Chaque année, l’agence de qualité construction publie le Sycodes, qui fait état des désordres constatés lors de la réception de bâtiments neufs, qu’ils soient collectifs ou individuels, pour des bureaux ou des logements. Très rigoureuse, cette enquête s’appuie sur les fiches normalisées remplies depuis de nombreuses années par les experts en assurance (10 000 pour chaque exercice).

Le Top 10 des désordres place une fois encore les revêtements de sol intérieurs en tête du nombre de sinistres (19% du total) et en seconde position concernant les coûts de réparation engendrés (25% du total, devancés seulement par le coût des sinistres dus à des défauts de fondations). L’agence de qualité précise bien dans son document qu’il s’agit « massivement » de revêtements de sol carrelés.

Les fissures et les décollements de carreaux, stars du Sycodes

La majorité des incidents constatés sur les carrelages proviennent de fissures ou de décollements de carreaux. Il ne s’agit pas d’un problème lié à la qualité des produits eux-mêmes, puisque la plupart d’entre eux font l’objet de certifications UPEC.

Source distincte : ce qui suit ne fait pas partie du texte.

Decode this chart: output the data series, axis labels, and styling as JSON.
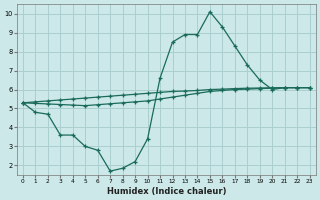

Ce sont plutôt l’environnement de l’ouvrage (stabilité des sols) et surtout une mauvaise mise en œuvre, qui sont à l’origine des désordres. Le Sycodes pointe notamment l’absence ou l’insuffisance des joints de fractionnement et l’absence de joints périphériques.

Dans le détail, les fissurations du carrelage proviennent souvent d’un défaut de la chape, dû généralement à des temps de séchage insuffisants et à des températures inadaptées – notamment en cas de plancher chauffant. Parmi les solutions possibles, allonger le temps de séchage bien sûr, pour atteindre dans l’idéal deux à trois mois. Ou réduire les dosages de ciment de la chape, en veillant bien à ne pas altérer pour autant les performances mécaniques à garantir.

Les décollements sont eux, directement imputables à une mauvaise mise en œuvre et pour commencer, à un mauvais encollage. Il faut mettre de la colle à la fois sur le support et le produit, ce qui n’est pas toujours fait correctement dans la précipitation des chantiers.

La mauvaise préparation du support constitue un autre risque, surtout quand il y a application d’un enduit de ragréage : « Il faut respecter le temps de durcissement scrupuleusement car un enduit encore trop frais, n’offre pas la meilleure adhérence au revêtement » expliquent les experts à nos confrères du Moniteur.

Le support doit aussi se montrer parfaitement propre et dépoussiéré avant le collage pour ne pas nuire au pouvoir adhérent de la colle. Enfin, les décollements peuvent aussi être dus à une erreur dans le choix du primaire d’accrochage, qui diffère selon le type de chape en présence

Les amoureux du carrelage ne se décourageront pas pour autant. Ils doivent simplement avoir conscience des coûts, des délais et finalement des risques engendrés par ces revêtements de sol. Dans de nombreux cas, les propriétaires préfèreront des solutions à moindre risque, moindres délais et moindre coût global, comme les revêtements de sol souples.